EVERETT — The term “raw” is bandied about frequently in baseball circles. It’s used to describe a player who has the tools to be a quality player, but has yet to develop the polish on those skills. One could argue that it’s a term that’s thrown around a tad too frequently.
But if ever there was a player for which the term “raw” was appropriate, it’s Everett AquaSox outfielder Jabari Blash.
The combination of Blash’s impressive physical attributes and lack of baseball background make him the absolute definition of a raw prospect. But those attributes also make him one of the most-intriguing prospects on Everett’s roster.
“We definitely like him in the (Seattle Mariners) organization as far as an impact bat who could do some damage in the big leagues,” Everett manager Scott Steinmann said. “We like his upside. He has power, and he doesn’t look like he’s fast but he has good speed. We definitely like what he can do for us.”
Normally a 22-year-old outfielder playing in the Northwest League wouldn’t find himself listed very high on a major-league team’s prospect rankings. The best-regarded prospects among position players tend to come through short-season ball in their teens.
However, Blash has a unique set of circumstances. First there’s the physical characteristics. He cuts an imposing figure at 6-foot-4, and his long arms mean he’s able to hit the ball a long way.
But more significantly, Blash is still in his baseball infancy. The native of the Virgin Islands didn’t grow up playing baseball the way the rest of his AquaSox teammates did. We’ll let Blash explain himself just how new baseball is to him:
“My senior year (in high school) I played maybe seven games,” he said. “My first year in college was legitimately my first time just playing ball and being around baseball every day, having a coach and learning and really progressing as a baseball player.”
Indeed, when looking for a sport to pass the time as a youth, Blash tended to turn toward the basketball court. But an encounter with Darren Canton, who runs a baseball program in the Virgin Islands, changed Blash’s destiny.
“One day (Canton) came back to the Virgin Islands (after living in New York) and had a clinic just to see what talent they had back home,” Blash explained. “A couple of my friends convinced me to go.
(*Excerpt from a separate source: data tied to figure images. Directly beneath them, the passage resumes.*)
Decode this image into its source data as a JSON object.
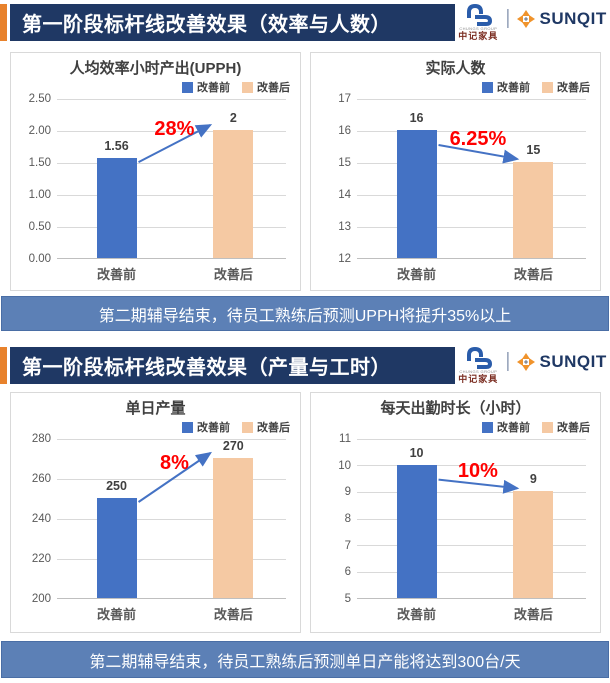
{
  "colors": {
    "navy": "#1F3864",
    "orange_accent": "#E8822C",
    "banner_blue": "#5C80B6",
    "bar_before": "#4472C4",
    "bar_after": "#F5C9A3",
    "arrow_blue": "#4472C4",
    "percent_red": "#FF0000",
    "gridline": "#D9D9D9",
    "axis_text": "#595959",
    "label_text": "#404040"
  },
  "logo": {
    "chungs_group_small": "CHUNGS GROUP",
    "chungs_cn": "中记家具",
    "separator": "|",
    "sunqit": "SUNQIT"
  },
  "sections": [
    {
      "title": "第一阶段标杆线改善效果（效率与人数）",
      "banner": "第二期辅导结束，待员工熟练后预测UPPH将提升35%以上"
    },
    {
      "title": "第一阶段标杆线改善效果（产量与工时）",
      "banner": "第二期辅导结束，待员工熟练后预测单日产能将达到300台/天"
    }
  ],
  "chart_data": [
    {
      "type": "bar",
      "title": "人均效率小时产出(UPPH)",
      "categories": [
        "改善前",
        "改善后"
      ],
      "values": [
        1.56,
        2
      ],
      "value_labels": [
        "1.56",
        "2"
      ],
      "legend": [
        "改善前",
        "改善后"
      ],
      "legend_position": "top-right",
      "grid": true,
      "ylim": [
        0,
        2.5
      ],
      "ytick_step": 0.5,
      "ytick_decimals": 2,
      "annotation": {
        "label": "28%",
        "direction": "up"
      }
    },
    {
      "type": "bar",
      "title": "实际人数",
      "categories": [
        "改善前",
        "改善后"
      ],
      "values": [
        16,
        15
      ],
      "value_labels": [
        "16",
        "15"
      ],
      "legend": [
        "改善前",
        "改善后"
      ],
      "legend_position": "top-right",
      "grid": true,
      "ylim": [
        12,
        17
      ],
      "ytick_step": 1,
      "ytick_decimals": 0,
      "annotation": {
        "label": "6.25%",
        "direction": "down"
      }
    },
    {
      "type": "bar",
      "title": "单日产量",
      "categories": [
        "改善前",
        "改善后"
      ],
      "values": [
        250,
        270
      ],
      "value_labels": [
        "250",
        "270"
      ],
      "legend": [
        "改善前",
        "改善后"
      ],
      "legend_position": "top-right",
      "grid": true,
      "ylim": [
        200,
        280
      ],
      "ytick_step": 20,
      "ytick_decimals": 0,
      "annotation": {
        "label": "8%",
        "direction": "up"
      }
    },
    {
      "type": "bar",
      "title": "每天出勤时长（小时）",
      "categories": [
        "改善前",
        "改善后"
      ],
      "values": [
        10,
        9
      ],
      "value_labels": [
        "10",
        "9"
      ],
      "legend": [
        "改善前",
        "改善后"
      ],
      "legend_position": "top-right",
      "grid": true,
      "ylim": [
        5,
        11
      ],
      "ytick_step": 1,
      "ytick_decimals": 0,
      "annotation": {
        "label": "10%",
        "direction": "down"
      }
    }
  ]
}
I went and had fun, and Darren convinced me to keep coming back. He really rubbed it in that I could be something in baseball.”
Canton wasn’t kidding. Blash was selected in the 29th round of the 2007 draft out of high school by the Chicago White Sox, despite having hardly played any baseball. He didn’t sign with the White Sox, instead choosing to attend Miami Dade Community College to gain more seasoning. He was selected again in the 2009 draft, being picked by the Texas Rangers in the ninth round, and again he didn’t sign. The Mariners selected him in the eighth round in 2010, and this time Blash decided he was ready to make the professional plunge.
Last season Blash made his professional debut with Pulaski of the rookie Appalachian League. In 32 games he batted a respectable .266 with five home runs and 20 RBI. That was good enough for the Mariners to start him this season in Clinton of the mid single-A Northwest League. But Blash struggled in the Iowa cold, batting .218 in 42 games before being assinged to Everett for the start of the AquaSox’s season.
Since joining the Sox Blash has been Everett’s deadliest hitter. Going into Tuesday night’s game he was hitting .296 with six homers in 22 games. He was leading the team in homers, slugging percentage (.605) and OPS (.985).
“Overall I think I feel good about the season so far,” Blash said. “I wanted to work a lot on hitting offspeed pitches. That’s still a work in progress.”
But progress is the name of the game for Blash as he tries to make the transition from raw prospect to top prospect.
“This is his fifth year playing,” Steinmann said. “As far as pure baseball knowledge and instincts it’s not that great. But that’s what we’re here for. We’ve got to take it slow with him and make sure everything’s explained to him. That way he understands ‘why,’ and learns the game.”